Sharing the experiences and reflections of women who inspire us and who, in addition, wear our clothes, motivates us doubly. We started the #leborgabalabrightwomen series of interviews with the Retiro collection in Antibes SS21 and we are very excited to inaugurate this new Harris Tweed Club FW21 season with the actress, director and screenwriter, Antonia San Juan.

“Because one is more authentic when it most resembles what she has dreamed of herself”, is one of the famous phrases of La Agrado, a character she played in Pedro Almodóvar’s “Todo sobre mi madre”. We chatted with her about the repercussion that this character has had on her career, about her philosophy of life, about the intimate moments that he spends painting while reading a text and much more.

Since you were little, a teacher gave you hours to direct plays, do you think that at that moment you already knew that you wanted to dedicate yourself to acting?

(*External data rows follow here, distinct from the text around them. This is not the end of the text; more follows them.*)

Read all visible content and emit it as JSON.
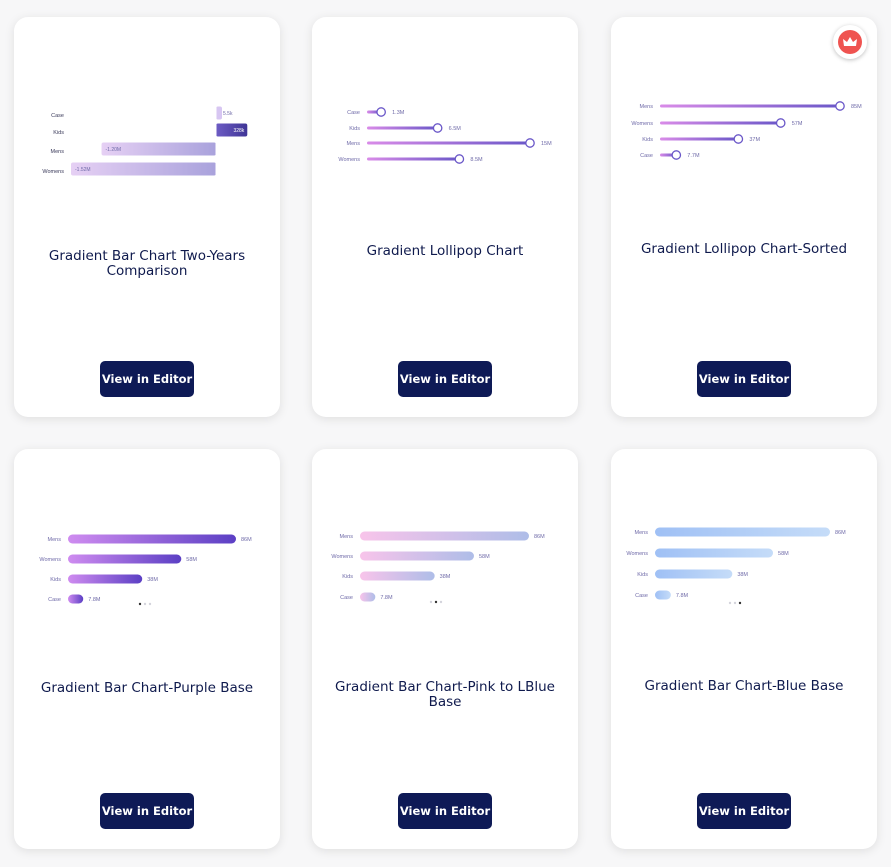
{
  "colors": {
    "button": "#0e1a56",
    "title": "#0f1a4d",
    "badge": "#ef5350"
  },
  "cards": [
    {
      "title": "Gradient Bar Chart Two-Years Comparison",
      "button_label": "View in Editor",
      "premium": false,
      "chart_data": {
        "type": "bar",
        "orientation": "horizontal-diverging",
        "categories": [
          "Case",
          "Kids",
          "Mens",
          "Womens"
        ],
        "values": [
          5.5,
          328,
          -1200,
          -1520
        ],
        "labels": [
          "5.5k",
          "328k",
          "-1.20M",
          "-1.52M"
        ]
      }
    },
    {
      "title": "Gradient Lollipop Chart",
      "button_label": "View in Editor",
      "premium": false,
      "chart_data": {
        "type": "bar",
        "style": "lollipop",
        "categories": [
          "Case",
          "Kids",
          "Mens",
          "Womens"
        ],
        "values": [
          1.3,
          6.5,
          15,
          8.5
        ],
        "labels": [
          "1.3M",
          "6.5M",
          "15M",
          "8.5M"
        ]
      }
    },
    {
      "title": "Gradient Lollipop Chart-Sorted",
      "button_label": "View in Editor",
      "premium": true,
      "chart_data": {
        "type": "bar",
        "style": "lollipop",
        "categories": [
          "Mens",
          "Womens",
          "Kids",
          "Case"
        ],
        "values": [
          85,
          57,
          37,
          7.7
        ],
        "labels": [
          "85M",
          "57M",
          "37M",
          "7.7M"
        ]
      }
    },
    {
      "title": "Gradient Bar Chart-Purple Base",
      "button_label": "View in Editor",
      "premium": false,
      "chart_data": {
        "type": "bar",
        "categories": [
          "Mens",
          "Womens",
          "Kids",
          "Case"
        ],
        "values": [
          86,
          58,
          38,
          7.8
        ],
        "labels": [
          "86M",
          "58M",
          "38M",
          "7.8M"
        ],
        "gradient": [
          "#cf8cf0",
          "#5b3fc4"
        ]
      }
    },
    {
      "title": "Gradient Bar Chart-Pink to LBlue Base",
      "button_label": "View in Editor",
      "premium": false,
      "chart_data": {
        "type": "bar",
        "categories": [
          "Mens",
          "Womens",
          "Kids",
          "Case"
        ],
        "values": [
          86,
          58,
          38,
          7.8
        ],
        "labels": [
          "86M",
          "58M",
          "38M",
          "7.8M"
        ],
        "gradient": [
          "#f8c4ea",
          "#aebde8"
        ]
      }
    },
    {
      "title": "Gradient Bar Chart-Blue Base",
      "button_label": "View in Editor",
      "premium": false,
      "chart_data": {
        "type": "bar",
        "categories": [
          "Mens",
          "Womens",
          "Kids",
          "Case"
        ],
        "values": [
          86,
          58,
          38,
          7.8
        ],
        "labels": [
          "86M",
          "58M",
          "38M",
          "7.8M"
        ],
        "gradient": [
          "#9fc0f5",
          "#c5dcf8"
        ]
      }
    }
  ]
}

Of course I did, I always knew.

Is there an actress who later awakened your vocation?

Marisa Paredes.

You are a multifaceted artist: actress, director and producer, in which of these facets do you feel most comfortable?

Acting is the area that I feel most comfortable with, but in order not to be left behind, and not just become “fashion”, I had to become a Director and Producer to be able to do the roles that were not offered to me.

Your character La Agrado in “Todo sobre mi madre” by Pedro Almodóvar is a key character in your career, what is the best and worst thing that he has given you?

The best thing about La Agrado was its internationality. Attributing the worst to the character does not seem fair to me, the character was all advantages; the worst was the look of the others who thought I was the character.

 

 

What is cinema for you?

The cinema until two years ago was something almost non-existent; I went twelve years without being called to make a movie. Now I start to have projects.

When you prepare a character, how do you deal with not knowing how it will be received?

I don’t think about it. I live the entire creation process and I am not thinking about the results.

With a long career behind you, do you easily get rid of the projects presented or do you live with them throughout your life?

Today is past.

For which of your films, monologues or characters would you have liked to have more impact?

When I write my biography it will be seen, it is still too early to make the story.

In an interview you commented that you saw on television Estudio 1 and Novela and that since these programs existed, people talked about culture, why do you think that nowadays there is not so much interest?

Simply because these spaces are not offered. And because from the media there is an agreement to promote ignorance, it has been an instrumentalization of ignorance; the individual has been taken to places such as “gossip”, criticism, consensual abuse … that’s what we see.

Physique is still being talked about as the main value in an actress and, as a consequence, there is an age when you become more invisible, why do you think there is this requirement?

Because we live in a patriarchy, a world of men; and more in this profession. Men have no expiration date and women are still the object of desire and we play that game.

Cinema is a reflection of the context we live in. What stories do you think current cinema should explain?

If the cinema is the reflection of the moment in which we live, the cinema right now is telling the moment that we live. A cinema where, from the moment the script starts, they are required to be white, not to offend anyone, to be politically correct, to be liked by everyone and obviously it cannot be an educational or restorative cinema; an entertainment cinema is simply made because people do not want to be questioned and the media gives what people are looking for.

We know that in your free time you paint, what are these moments like? What are your references?

The moments in which I paint while I am painting I am with a text next to it, because I need to be in two things at the same time. I can’t be alone in the painting, then I abandon it, take it back, change the color, paint over it because I’m excited to leave that original drawing that I’ve covered and if someone with a spatula finds it and scratches it, they will find my original.

My references on a conscious level do not exist. I may like a pictorial movement or I am a lover of the twentieth century, but when I paint I do it with free association and charge with everything that my retina has seen, but always unconsciously. I paint what is born to me.

 

Portrait of a Dream by Antonia San Juan

 

What is your philosophy on the stage of life?

It comes from the investment of time and money made in psychoanalysis, it is based, above all, on 3 times a week for 25 years lying on the couch of a psychoanalyst reading free thought, and that has given me a very different look from the stuff.

You have followed our brand for several seasons, how do our garments make you feel?

I like it very much, they are very relaxed, comfortable and good quality garments. It has a lot to do with my vital moment.

Interview: Raquel Rabadán

On the cover, Antonia San Juan wearing a dress from our SS21 collection.